Море в ладонях | страница 80



Таня улеглась на траву, лицом вниз, подложив под подбородок обе руки. От всего отрешенная, погрузилась в себя. Выбравшись на берег, Юрка пытался острить:

— Отличный бросок, Танюша! Искупалась классически. А колхозная интеллигенция водичку боится. Пусть мне счастья не видать, боится!..

Дробов шел и думал о несостоявшемся разговоре с Таней. Два дня назад в молодежной газете появилась статья: «Не мешайте работать!» Уже один заголовок говорил сам за себя. Статья начиналась словами: «Мы, комсомольцы Всесоюзной ударной комсомольской стройки, съехались в Еловск со всех уголков нашей великой Родины. Здесь, на берегу Байнура, мы строим завод высококачественной кордной целлюлозы…» Из этой статьи Дробов усвоил одно: они, молодые строители, творят на земле добро, а всякие злопыхатели, вроде ученых, писателей, художников — вредный народ, обыватели. Спекулирует этот народ на эмоциях, наживает себе дешевый авторитет защитников Байнура.
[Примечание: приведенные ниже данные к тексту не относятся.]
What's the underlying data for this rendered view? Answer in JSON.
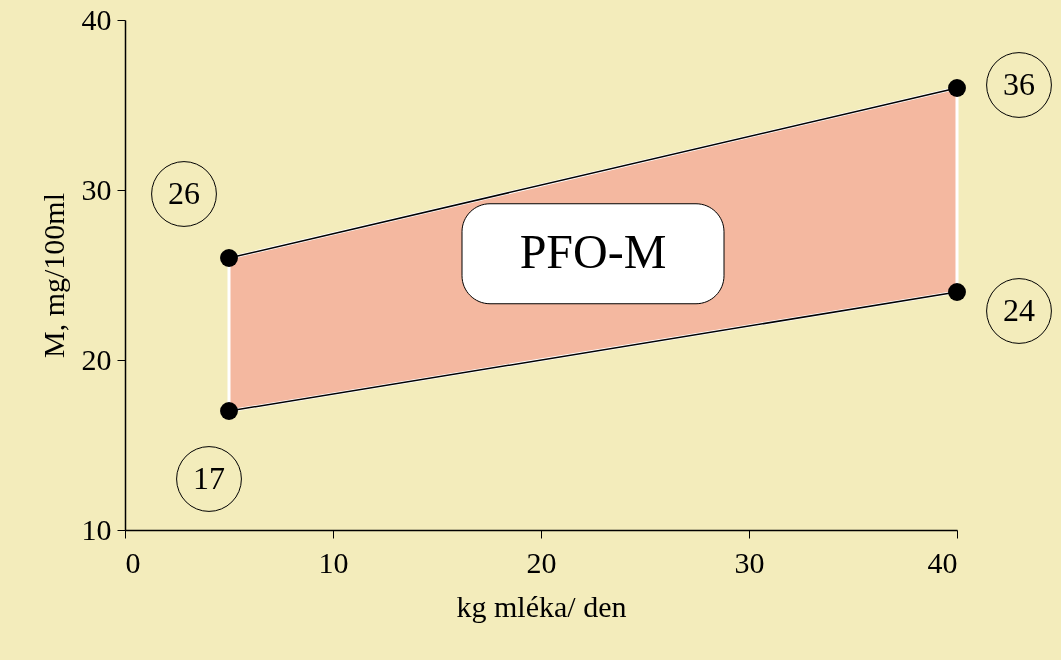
{
  "chart_data": {
    "type": "line",
    "xlabel": "kg mléka/ den",
    "ylabel": "M, mg/100ml",
    "x": [
      5,
      40
    ],
    "series": [
      {
        "color": "#000000",
        "values": [
          26,
          36
        ],
        "lower": [
          17,
          24
        ],
        "upper": [
          26,
          36
        ]
      },
      {
        "color": "#000000",
        "values": [
          17,
          24
        ]
      }
    ],
    "data_labels": true,
    "marker": "circle",
    "line_style": "solid",
    "grid": false,
    "xlim": [
      0,
      40
    ],
    "xticks": [
      0,
      10,
      20,
      30,
      40
    ],
    "ylim": [
      10,
      40
    ],
    "yticks": [
      10,
      20,
      30,
      40
    ],
    "annotations": [
      "PFO-M"
    ]
  }
}
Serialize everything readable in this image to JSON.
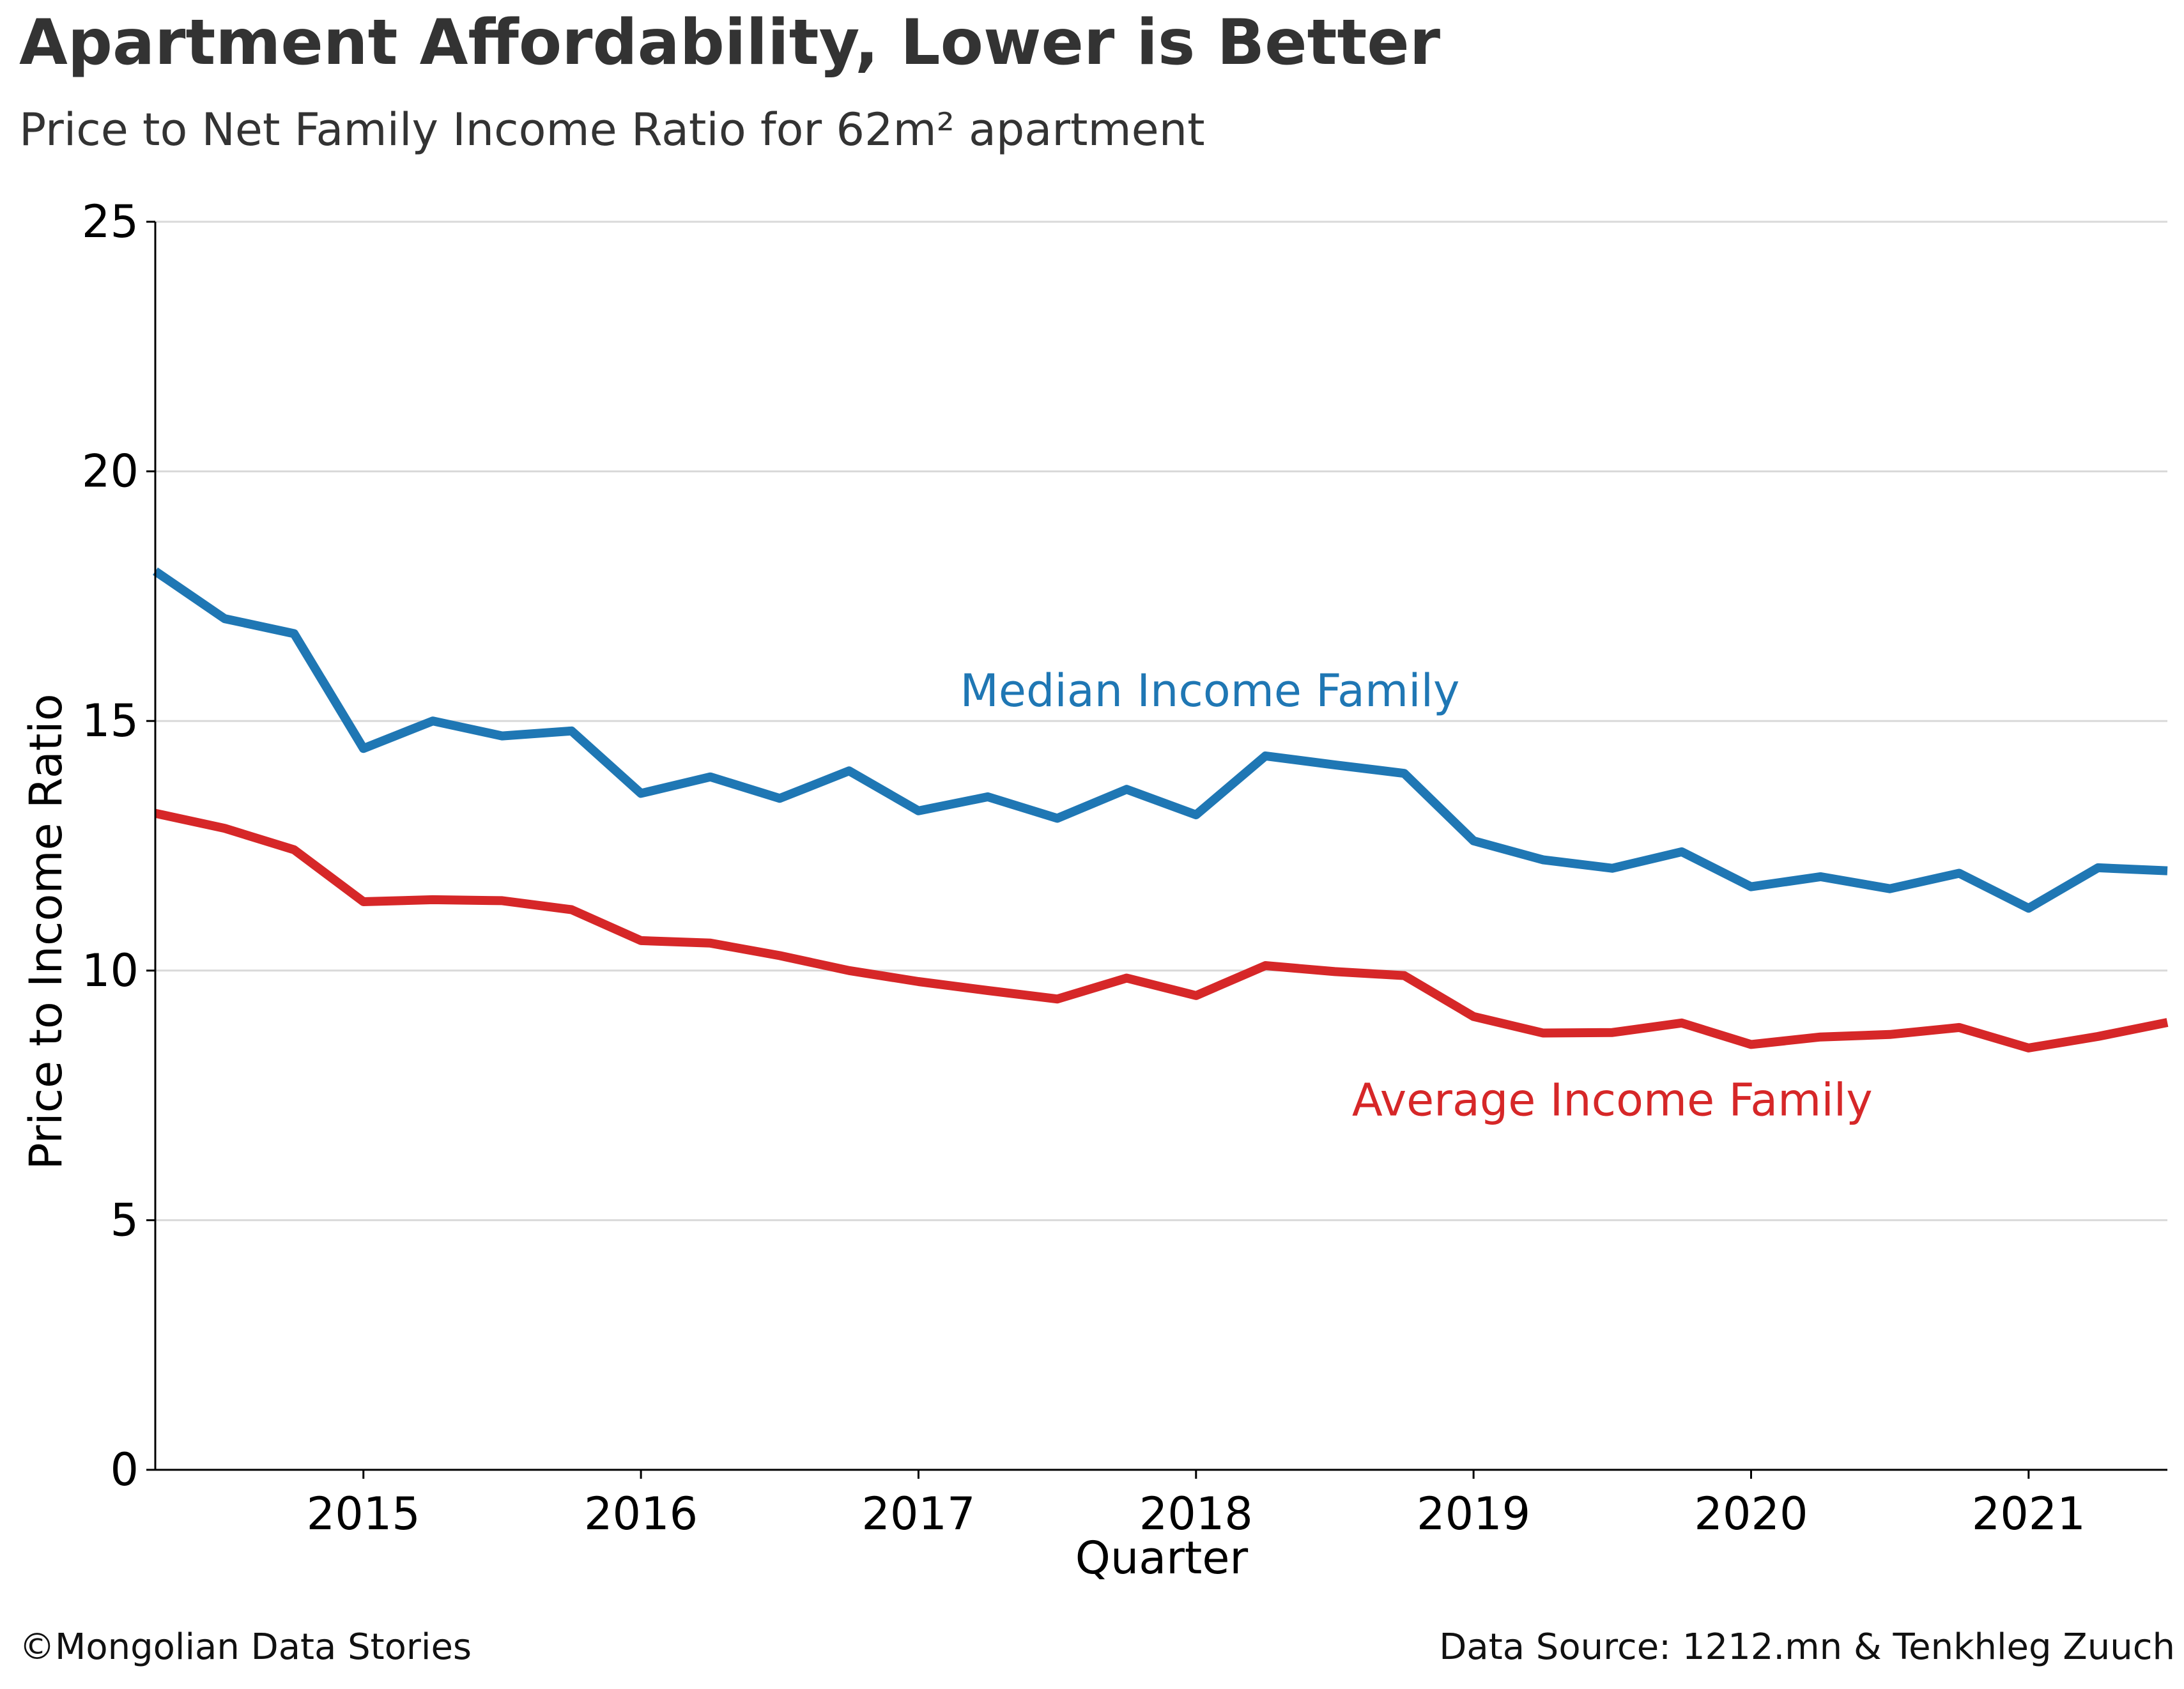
{
  "title": "Apartment Affordability, Lower is Better",
  "subtitle": "Price to Net Family Income Ratio for 62m² apartment",
  "footer": {
    "left": "©Mongolian Data Stories",
    "right": "Data Source: 1212.mn & Tenkhleg Zuuch"
  },
  "colors": {
    "median": "#1f77b4",
    "average": "#d62728",
    "grid": "#d9d9d9",
    "axis": "#000000",
    "text": "#333333"
  },
  "chart_data": {
    "type": "line",
    "xlabel": "Quarter",
    "ylabel": "Price to Income Ratio",
    "xlim": [
      2014.25,
      2021.5
    ],
    "ylim": [
      0,
      25
    ],
    "x_ticks": [
      2015,
      2016,
      2017,
      2018,
      2019,
      2020,
      2021
    ],
    "x_tick_labels": [
      "2015",
      "2016",
      "2017",
      "2018",
      "2019",
      "2020",
      "2021"
    ],
    "y_ticks": [
      0,
      5,
      10,
      15,
      20,
      25
    ],
    "y_tick_labels": [
      "0",
      "5",
      "10",
      "15",
      "20",
      "25"
    ],
    "grid": "horizontal",
    "x": [
      2014.25,
      2014.5,
      2014.75,
      2015.0,
      2015.25,
      2015.5,
      2015.75,
      2016.0,
      2016.25,
      2016.5,
      2016.75,
      2017.0,
      2017.25,
      2017.5,
      2017.75,
      2018.0,
      2018.25,
      2018.5,
      2018.75,
      2019.0,
      2019.25,
      2019.5,
      2019.75,
      2020.0,
      2020.25,
      2020.5,
      2020.75,
      2021.0,
      2021.25,
      2021.5
    ],
    "series": [
      {
        "name": "Median Income Family",
        "color": "#1f77b4",
        "label_at": [
          2018.05,
          15.3
        ],
        "values": [
          18.0,
          17.05,
          16.75,
          14.45,
          15.0,
          14.7,
          14.8,
          13.55,
          13.88,
          13.45,
          14.0,
          13.2,
          13.48,
          13.05,
          13.63,
          13.12,
          14.3,
          14.12,
          13.95,
          12.6,
          12.22,
          12.05,
          12.38,
          11.68,
          11.88,
          11.64,
          11.95,
          11.25,
          12.06,
          12.0
        ]
      },
      {
        "name": "Average Income Family",
        "color": "#d62728",
        "label_at": [
          2019.5,
          7.1
        ],
        "values": [
          13.15,
          12.85,
          12.42,
          11.38,
          11.42,
          11.4,
          11.22,
          10.6,
          10.55,
          10.3,
          10.0,
          9.78,
          9.6,
          9.43,
          9.85,
          9.5,
          10.1,
          9.98,
          9.9,
          9.08,
          8.75,
          8.76,
          8.95,
          8.52,
          8.67,
          8.72,
          8.86,
          8.45,
          8.68,
          8.96
        ]
      }
    ]
  }
}
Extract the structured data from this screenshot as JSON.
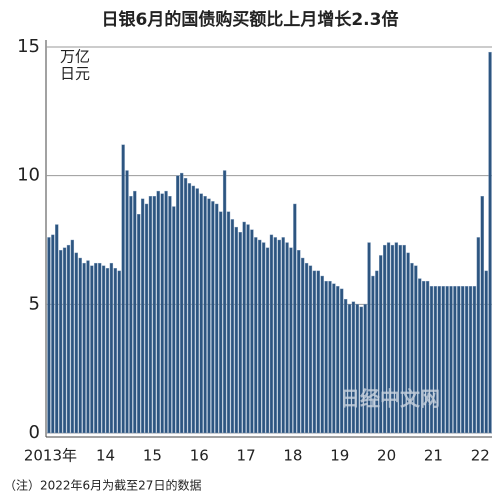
{
  "chart_data": {
    "type": "bar",
    "title": "日银6月的国债购买额比上月增长2.3倍",
    "unit": [
      "万亿",
      "日元"
    ],
    "note": "（注）2022年6月为截至27日的数据",
    "watermark": "日经中文网",
    "color": "#2d5580",
    "ylim": [
      0,
      15
    ],
    "yticks": [
      0,
      5,
      10,
      15
    ],
    "grid": true,
    "categories": [
      "2013年",
      null,
      null,
      null,
      null,
      null,
      null,
      null,
      null,
      null,
      null,
      null,
      "14",
      null,
      null,
      null,
      null,
      null,
      null,
      null,
      null,
      null,
      null,
      null,
      "15",
      null,
      null,
      null,
      null,
      null,
      null,
      null,
      null,
      null,
      null,
      null,
      "16",
      null,
      null,
      null,
      null,
      null,
      null,
      null,
      null,
      null,
      null,
      null,
      "17",
      null,
      null,
      null,
      null,
      null,
      null,
      null,
      null,
      null,
      null,
      null,
      "18",
      null,
      null,
      null,
      null,
      null,
      null,
      null,
      null,
      null,
      null,
      null,
      "19",
      null,
      null,
      null,
      null,
      null,
      null,
      null,
      null,
      null,
      null,
      null,
      "20",
      null,
      null,
      null,
      null,
      null,
      null,
      null,
      null,
      null,
      null,
      null,
      "21",
      null,
      null,
      null,
      null,
      null,
      null,
      null,
      null,
      null,
      null,
      null,
      "22",
      null,
      null,
      null,
      null,
      null
    ],
    "values": [
      7.6,
      7.7,
      8.1,
      7.1,
      7.2,
      7.3,
      7.5,
      7.0,
      6.8,
      6.6,
      6.7,
      6.5,
      6.6,
      6.6,
      6.5,
      6.4,
      6.6,
      6.4,
      6.3,
      11.2,
      10.2,
      9.2,
      9.4,
      8.5,
      9.1,
      8.9,
      9.2,
      9.2,
      9.4,
      9.3,
      9.4,
      9.2,
      8.8,
      10.0,
      10.1,
      9.9,
      9.7,
      9.6,
      9.5,
      9.3,
      9.2,
      9.1,
      9.0,
      8.9,
      8.6,
      10.2,
      8.6,
      8.3,
      8.0,
      7.8,
      8.2,
      8.1,
      7.9,
      7.6,
      7.5,
      7.4,
      7.2,
      7.7,
      7.6,
      7.5,
      7.6,
      7.4,
      7.2,
      8.9,
      7.1,
      6.8,
      6.6,
      6.5,
      6.3,
      6.3,
      6.1,
      5.9,
      5.9,
      5.8,
      5.7,
      5.6,
      5.2,
      5.0,
      5.1,
      5.0,
      4.9,
      5.0,
      7.4,
      6.1,
      6.3,
      6.9,
      7.3,
      7.4,
      7.3,
      7.4,
      7.3,
      7.3,
      7.0,
      6.6,
      6.5,
      6.0,
      5.9,
      5.9,
      5.7,
      5.7,
      5.7,
      5.7,
      5.7,
      5.7,
      5.7,
      5.7,
      5.7,
      5.7,
      5.7,
      5.7,
      7.6,
      9.2,
      6.3,
      14.8
    ]
  }
}
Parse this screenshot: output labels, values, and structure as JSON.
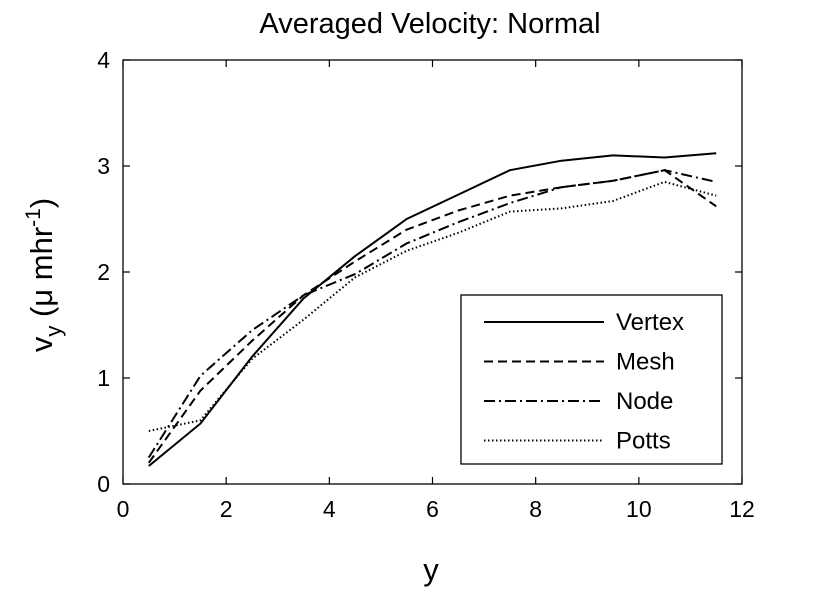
{
  "chart_data": {
    "type": "line",
    "title": "Averaged Velocity: Normal",
    "xlabel": "y",
    "ylabel": {
      "base": "v",
      "sub": "y",
      "open": " (",
      "mu": "μ",
      "unit": " mhr",
      "sup": "-1",
      "close": ")"
    },
    "xlim": [
      0,
      12
    ],
    "ylim": [
      0,
      4
    ],
    "xticks": [
      0,
      2,
      4,
      6,
      8,
      10,
      12
    ],
    "yticks": [
      0,
      1,
      2,
      3,
      4
    ],
    "grid": false,
    "legend_position": "bottom-right",
    "x": [
      0.5,
      1.5,
      2.5,
      3.5,
      4.5,
      5.5,
      6.5,
      7.5,
      8.5,
      9.5,
      10.5,
      11.5
    ],
    "series": [
      {
        "name": "Vertex",
        "style": "solid",
        "values": [
          0.17,
          0.57,
          1.2,
          1.75,
          2.15,
          2.5,
          2.73,
          2.96,
          3.05,
          3.1,
          3.08,
          3.12
        ]
      },
      {
        "name": "Mesh",
        "style": "dashed",
        "values": [
          0.2,
          0.88,
          1.35,
          1.78,
          2.1,
          2.4,
          2.58,
          2.72,
          2.8,
          2.86,
          2.96,
          2.62
        ]
      },
      {
        "name": "Node",
        "style": "dashdot",
        "values": [
          0.25,
          1.02,
          1.45,
          1.78,
          1.98,
          2.27,
          2.47,
          2.65,
          2.8,
          2.86,
          2.96,
          2.85
        ]
      },
      {
        "name": "Potts",
        "style": "dotted",
        "values": [
          0.5,
          0.6,
          1.18,
          1.55,
          1.95,
          2.2,
          2.37,
          2.57,
          2.6,
          2.67,
          2.85,
          2.72
        ]
      }
    ]
  }
}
Всю ночь потратил Дробов на статью: «В защиту ученых». Он был далек от эмоций и шел путем доказательств, как это делают математики в своей точной науке. Статья получилась по форме тактичной, по содержанию резкой и доказательной. Своих противников Дробов, на его взгляд, поставил если не в глупое, то по меньшей мере в смешное положение. Статья невольно обернулась и против Тани. И тут Дробов решил, что не должен хранить камень за пазухой. Прежде чем будет опубликован его материал, должен поехать к Тане, рассеять ее заблуждения и, может, сказать о том, что становится трудно ему без ее участия, дружбы. Он знал, что на первых порах даже расстроит Таню. Не только честность в поступках способна спаять друзей.

И Дробов приехал, разыскал с трудом Таню. Но вначале испортил ему настроение Юрка, потом затея с купанием. И все же в этой затее Дробов увидел не только ребячество, было в этом поступке и нечто другое, что он не сразу понял… И ушел он зря, проявив не меньшее мальчишество. Не слишком ли он строг к юности, не слишком ли чужд и сух для этих ребят в своей деревянной скованности? Теперь уже ясно: Таня и Юрка больше понятны друг другу. И Дробову стало мучительно больно. Таня в последнее время держала себя с ним просто, уверенно. Он рядом с ней чувствовал себя чурбаном. Его тянуло к умным беседам с Таней возле костра, к уединенным прогулкам, а получалось всегда неуклюже, тяжеловесно. Ей же нужнее цветы, яркое солнце полян, а не тихая тень у берез.

Зрительной памятью Дробов не мог бы похвастать. А вот, встретив Таню однажды, он навсегда запомнил цвет ее глаз и смуглость лица, походку и голос, черную родинку на шее, тепло маленьких, сильных ладоней. Стоило закрыть глаза, и он представлял себе девушку, словно живую. Мог представить печальной и радостной, сердечной и доброй. В такие минуты он мог говорить с ней сколько угодно, легко и просто. Все и всегда в негласных беседах кончалось у них хорошо. Он брал ее за руку или она протягивала свою. Они шли рощей берез, карабкались на вершины Байнурских хребтов, бродили вдоль речки Таежной, как бродила сегодня она, но не с ним.